Simulating computation of the expected value of random variable Y

I have been given the following task: Compute the expected value of Y=e^{-X}(X is uniform between 0 and 1) with a simulation in R. Plot the expected value as a function of the number of simulations where n is an integer between 1 and 10000 The pdf of this function is: f(y) = 1/y, for 1/e < y < 1.

The formula of finding expect value is of course: E[Y] = integrate(y * 1/y dy)

How do you simulate something likes this ? I expect you draw random sample between (1/e < y < 1) but the pdf of the distribution has different probabilities depending on what you draw it seems.

I thought about using the "sample" or "runif" functions but i can't figure out how to make those functions work with different probabilities.

You could use the fact that the random variable U = F(Y) is uniform, where F is the cumulative density function of the random variable Y (with pdf 1/y).
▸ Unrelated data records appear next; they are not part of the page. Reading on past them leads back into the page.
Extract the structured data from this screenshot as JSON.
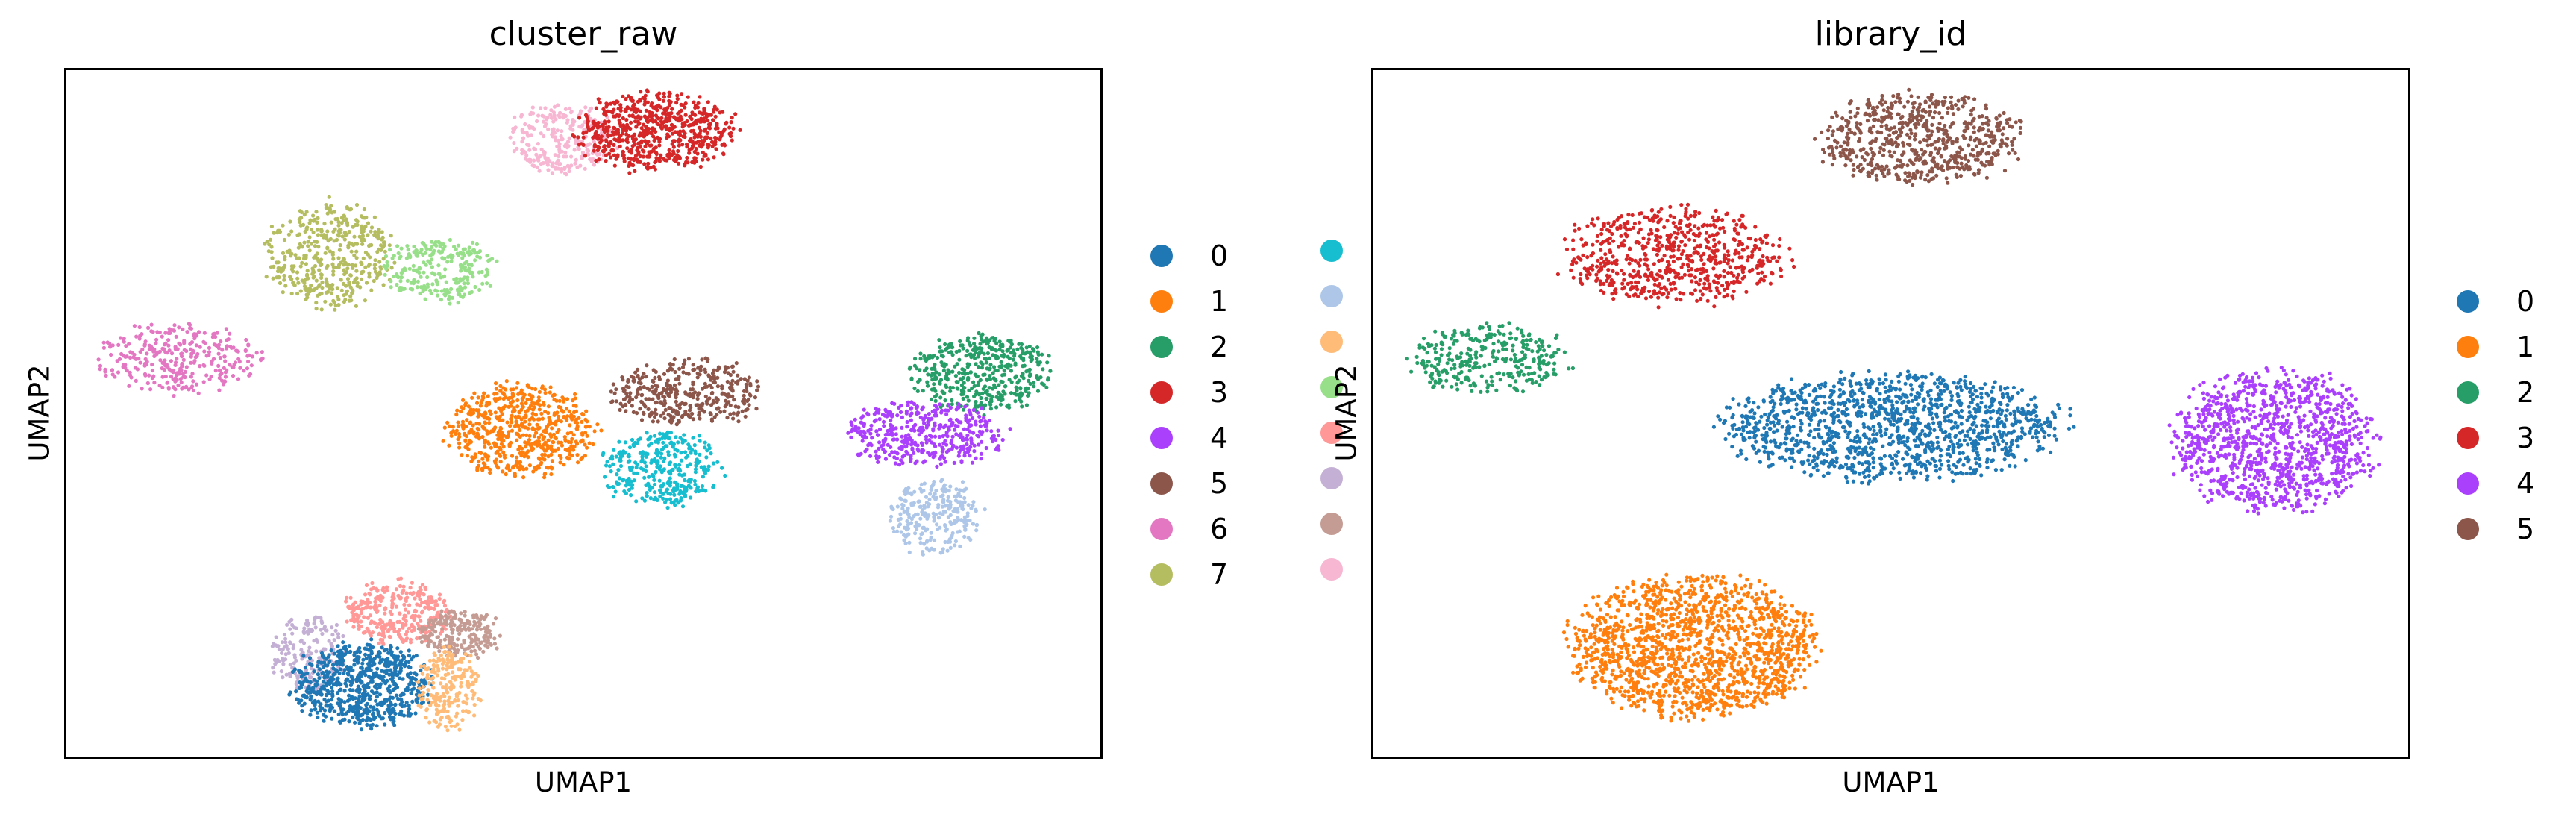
{
  "chart_data": [
    {
      "type": "scatter",
      "title": "cluster_raw",
      "xlabel": "UMAP1",
      "ylabel": "UMAP2",
      "ticks": "none",
      "grid": false,
      "legend_placement": "right, two columns",
      "legend": [
        {
          "label": "0",
          "color": "#1f77b4"
        },
        {
          "label": "1",
          "color": "#ff7f0e"
        },
        {
          "label": "2",
          "color": "#279e68"
        },
        {
          "label": "3",
          "color": "#d62728"
        },
        {
          "label": "4",
          "color": "#aa40fc"
        },
        {
          "label": "5",
          "color": "#8c564b"
        },
        {
          "label": "6",
          "color": "#e377c2"
        },
        {
          "label": "7",
          "color": "#b5bd61"
        },
        {
          "label": "",
          "color": "#17becf"
        },
        {
          "label": "",
          "color": "#aec7e8"
        },
        {
          "label": "",
          "color": "#ffbb78"
        },
        {
          "label": "",
          "color": "#98df8a"
        },
        {
          "label": "",
          "color": "#ff9896"
        },
        {
          "label": "",
          "color": "#c5b0d5"
        },
        {
          "label": "",
          "color": "#c49c94"
        },
        {
          "label": "",
          "color": "#f7b6d2"
        }
      ],
      "clusters": [
        {
          "color": "#f7b6d2",
          "cx": 0.48,
          "cy": 0.9,
          "rx": 0.05,
          "ry": 0.05,
          "n": 260
        },
        {
          "color": "#d62728",
          "cx": 0.57,
          "cy": 0.91,
          "rx": 0.075,
          "ry": 0.055,
          "n": 650
        },
        {
          "color": "#b5bd61",
          "cx": 0.255,
          "cy": 0.73,
          "rx": 0.06,
          "ry": 0.075,
          "n": 420
        },
        {
          "color": "#98df8a",
          "cx": 0.36,
          "cy": 0.71,
          "rx": 0.055,
          "ry": 0.045,
          "n": 250
        },
        {
          "color": "#e377c2",
          "cx": 0.11,
          "cy": 0.58,
          "rx": 0.075,
          "ry": 0.05,
          "n": 320
        },
        {
          "color": "#ff7f0e",
          "cx": 0.44,
          "cy": 0.475,
          "rx": 0.07,
          "ry": 0.065,
          "n": 600
        },
        {
          "color": "#8c564b",
          "cx": 0.6,
          "cy": 0.53,
          "rx": 0.07,
          "ry": 0.048,
          "n": 380
        },
        {
          "color": "#17becf",
          "cx": 0.575,
          "cy": 0.42,
          "rx": 0.055,
          "ry": 0.055,
          "n": 330
        },
        {
          "color": "#279e68",
          "cx": 0.885,
          "cy": 0.56,
          "rx": 0.065,
          "ry": 0.055,
          "n": 450
        },
        {
          "color": "#aa40fc",
          "cx": 0.83,
          "cy": 0.47,
          "rx": 0.075,
          "ry": 0.045,
          "n": 420
        },
        {
          "color": "#aec7e8",
          "cx": 0.84,
          "cy": 0.35,
          "rx": 0.045,
          "ry": 0.055,
          "n": 260
        },
        {
          "color": "#c5b0d5",
          "cx": 0.235,
          "cy": 0.15,
          "rx": 0.035,
          "ry": 0.055,
          "n": 200
        },
        {
          "color": "#ff9896",
          "cx": 0.32,
          "cy": 0.21,
          "rx": 0.05,
          "ry": 0.045,
          "n": 300
        },
        {
          "color": "#c49c94",
          "cx": 0.38,
          "cy": 0.18,
          "rx": 0.04,
          "ry": 0.035,
          "n": 220
        },
        {
          "color": "#1f77b4",
          "cx": 0.285,
          "cy": 0.105,
          "rx": 0.065,
          "ry": 0.06,
          "n": 700
        },
        {
          "color": "#ffbb78",
          "cx": 0.37,
          "cy": 0.1,
          "rx": 0.03,
          "ry": 0.06,
          "n": 220
        }
      ]
    },
    {
      "type": "scatter",
      "title": "library_id",
      "xlabel": "UMAP1",
      "ylabel": "UMAP2",
      "ticks": "none",
      "grid": false,
      "legend_placement": "right",
      "legend": [
        {
          "label": "0",
          "color": "#1f77b4"
        },
        {
          "label": "1",
          "color": "#ff7f0e"
        },
        {
          "label": "2",
          "color": "#279e68"
        },
        {
          "label": "3",
          "color": "#d62728"
        },
        {
          "label": "4",
          "color": "#aa40fc"
        },
        {
          "label": "5",
          "color": "#8c564b"
        }
      ],
      "clusters": [
        {
          "color": "#8c564b",
          "cx": 0.53,
          "cy": 0.9,
          "rx": 0.095,
          "ry": 0.065,
          "n": 650
        },
        {
          "color": "#d62728",
          "cx": 0.29,
          "cy": 0.73,
          "rx": 0.105,
          "ry": 0.07,
          "n": 650
        },
        {
          "color": "#279e68",
          "cx": 0.11,
          "cy": 0.58,
          "rx": 0.075,
          "ry": 0.05,
          "n": 320
        },
        {
          "color": "#1f77b4",
          "cx": 0.5,
          "cy": 0.48,
          "rx": 0.16,
          "ry": 0.075,
          "n": 1300
        },
        {
          "color": "#aa40fc",
          "cx": 0.87,
          "cy": 0.46,
          "rx": 0.095,
          "ry": 0.1,
          "n": 1100
        },
        {
          "color": "#ff7f0e",
          "cx": 0.31,
          "cy": 0.16,
          "rx": 0.115,
          "ry": 0.1,
          "n": 1500
        }
      ]
    }
  ]
}
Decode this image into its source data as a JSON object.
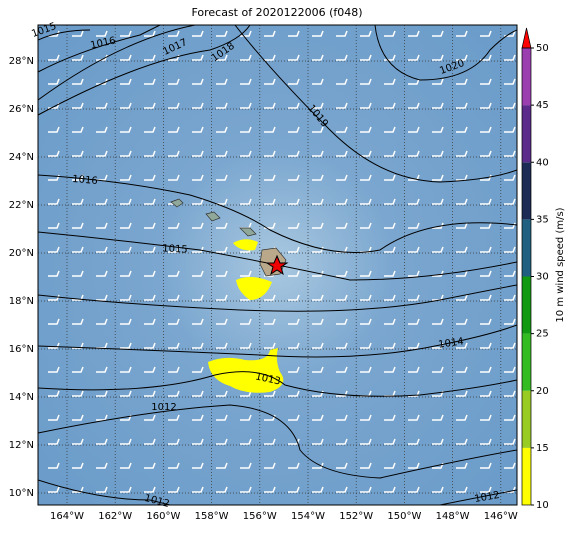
{
  "title": "Forecast of 2020122006 (f048)",
  "map": {
    "lon_ticks": [
      "164°W",
      "162°W",
      "160°W",
      "158°W",
      "156°W",
      "154°W",
      "152°W",
      "150°W",
      "148°W",
      "146°W"
    ],
    "lat_ticks": [
      "28°N",
      "26°N",
      "24°N",
      "22°N",
      "20°N",
      "18°N",
      "16°N",
      "14°N",
      "12°N",
      "10°N"
    ],
    "contour_labels": [
      1015,
      1016,
      1017,
      1018,
      1020,
      1019,
      1016,
      1015,
      1014,
      1013,
      1012,
      1012,
      1012
    ]
  },
  "colorbar": {
    "label": "10 m wind speed (m/s)",
    "ticks": [
      10,
      15,
      20,
      25,
      30,
      35,
      40,
      45,
      50
    ],
    "colors": [
      "#ffff00",
      "#99cc22",
      "#33bb22",
      "#119911",
      "#1f5f7f",
      "#1b2b55",
      "#5b2a8b",
      "#9b3fb0"
    ],
    "extend_color": "#ff0000"
  }
}
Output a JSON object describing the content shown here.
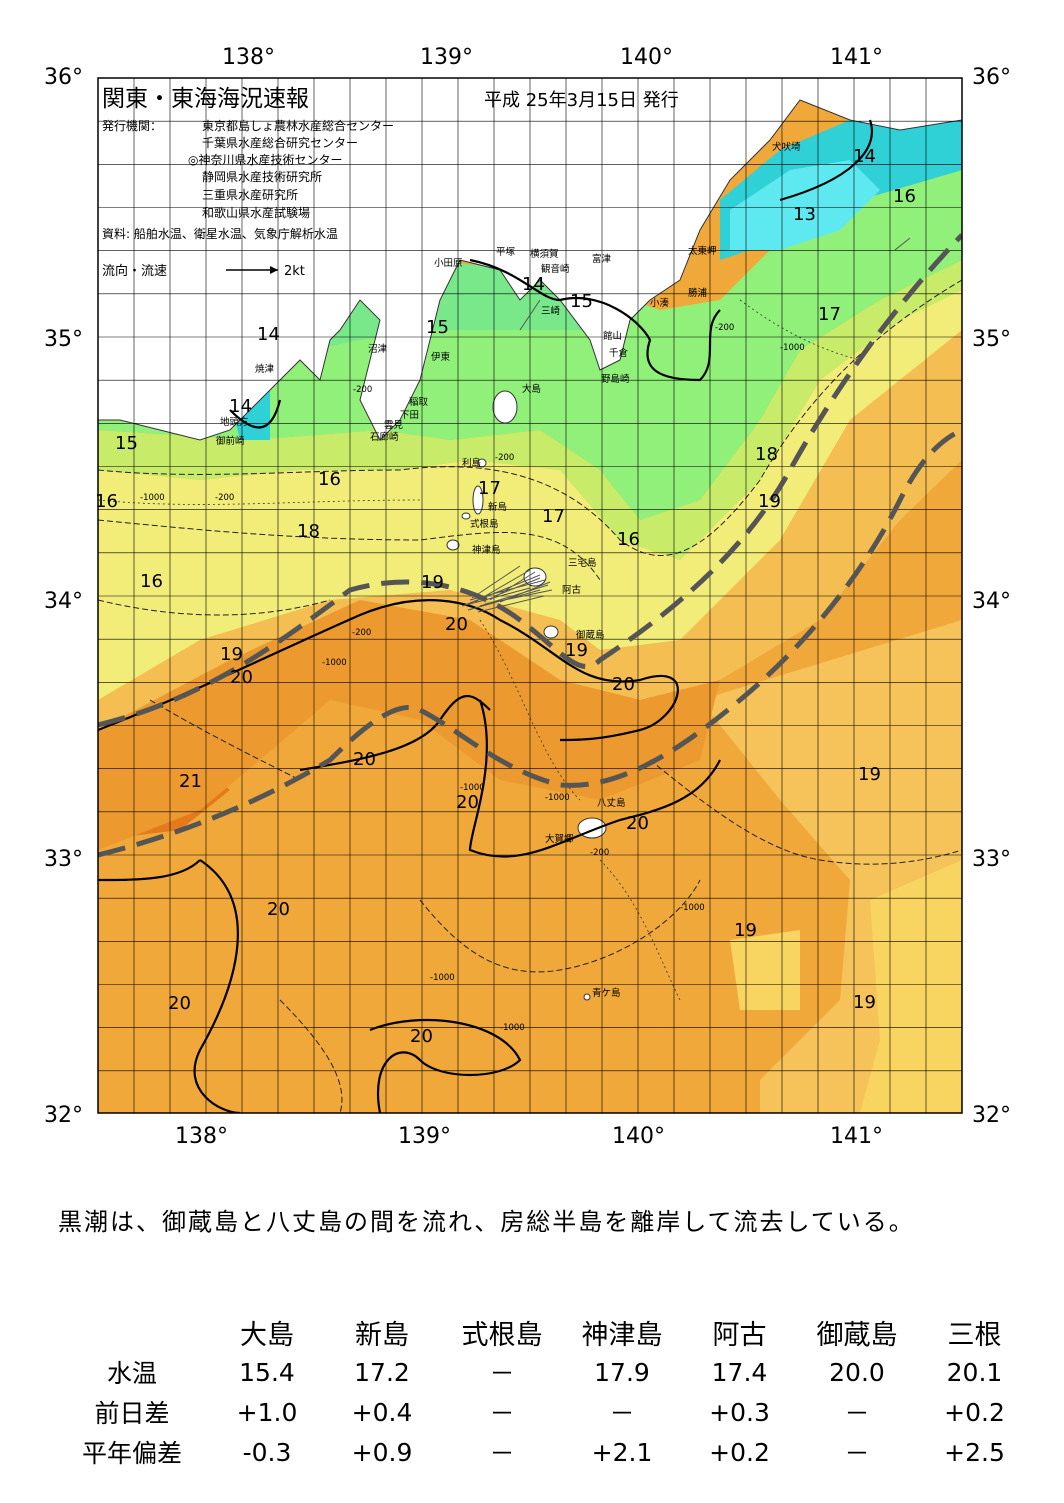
{
  "map": {
    "title": "関東・東海海況速報",
    "issue_date": "平成 25年3月15日 発行",
    "publisher_label": "発行機関：",
    "publishers": [
      "東京都島しょ農林水産総合センター",
      "千葉県水産総合研究センター",
      "◎神奈川県水産技術センター",
      "静岡県水産技術研究所",
      "三重県水産研究所",
      "和歌山県水産試験場"
    ],
    "source": "資料: 船舶水温、衛星水温、気象庁解析水温",
    "current_legend_label": "流向・流速",
    "current_legend_unit": "2kt",
    "lon_labels": [
      "138°",
      "139°",
      "140°",
      "141°"
    ],
    "lat_labels": [
      "36°",
      "35°",
      "34°",
      "33°",
      "32°"
    ],
    "place_names": [
      "犬吠埼",
      "太東岬",
      "勝浦",
      "小湊",
      "館山",
      "千倉",
      "野島崎",
      "富津",
      "横須賀",
      "観音崎",
      "三崎",
      "平塚",
      "小田原",
      "沼津",
      "伊東",
      "稲取",
      "下田",
      "雲見",
      "石廊崎",
      "大島",
      "利島",
      "新島",
      "式根島",
      "神津島",
      "三宅島",
      "阿古",
      "御蔵島",
      "八丈島",
      "大賀郷",
      "青ケ島",
      "焼津",
      "地頭方",
      "御前崎"
    ],
    "isotherm_labels": [
      "14",
      "16",
      "13",
      "17",
      "14",
      "15",
      "15",
      "14",
      "14",
      "15",
      "16",
      "16",
      "18",
      "17",
      "17",
      "16",
      "16",
      "18",
      "19",
      "19",
      "19",
      "20",
      "19",
      "20",
      "20",
      "20",
      "21",
      "20",
      "20",
      "19",
      "20",
      "19",
      "20",
      "20",
      "19"
    ],
    "depth_labels": [
      "-200",
      "-1000"
    ],
    "colors": {
      "t13": "#5ee8f0",
      "t14": "#2fd0d6",
      "t15": "#78e88a",
      "t16": "#90f07a",
      "t17": "#c8ec6a",
      "t18": "#f2ec78",
      "t19": "#f6c35a",
      "t20": "#f0a83a",
      "t21": "#e47a1c",
      "land": "#ffffff",
      "kuroshio": "#555555"
    }
  },
  "summary": "黒潮は、御蔵島と八丈島の間を流れ、房総半島を離岸して流去している。",
  "observations": {
    "stations": [
      "大島",
      "新島",
      "式根島",
      "神津島",
      "阿古",
      "御蔵島",
      "三根"
    ],
    "rows": [
      {
        "label": "水温",
        "values": [
          "15.4",
          "17.2",
          "－",
          "17.9",
          "17.4",
          "20.0",
          "20.1"
        ]
      },
      {
        "label": "前日差",
        "values": [
          "+1.0",
          "+0.4",
          "－",
          "－",
          "+0.3",
          "－",
          "+0.2"
        ]
      },
      {
        "label": "平年偏差",
        "values": [
          "-0.3",
          "+0.9",
          "－",
          "+2.1",
          "+0.2",
          "－",
          "+2.5"
        ]
      }
    ]
  }
}
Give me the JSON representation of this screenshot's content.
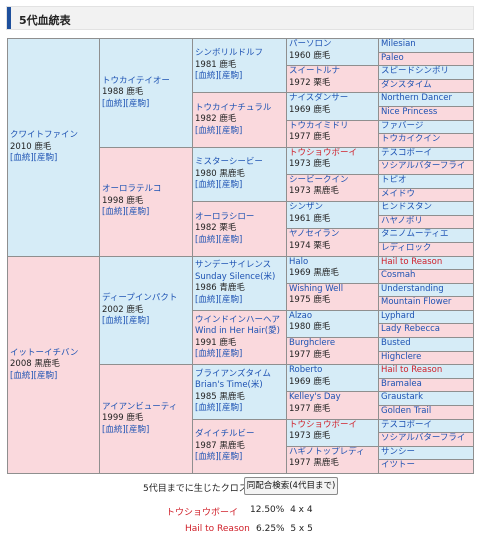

You then have that Y = F^-1(U). This means that you can sample from a uniform variable and then transform it through F^-1(U) to get a sample from Y. You can then take the mean of your sample. This is known as inverse sampling transformation.

For your example you have F(y) = ln(y) + 1 and F^-1(u) = exp(u - 1). It is then easy to get a sample:

n = 1000
u = runif(n)
y = exp(u - 1)
mean(y)
0.6342477

which is very near the true mean of 0.6321206 (1 - 1/e).

EDIT

To see how the estimated mean changes with how many samples you simulate you could do something like this:

sample_y = function(n){
  u = runif(n)
  y = exp(u - 1)
  mean(y)
}

n = seq(10, 20000, 10)
res = sapply(n, sample_y)
ts.plot(res)

It stabilizes around the true mean very quickly and the variation around the mean gets smaller and smaller as n grows.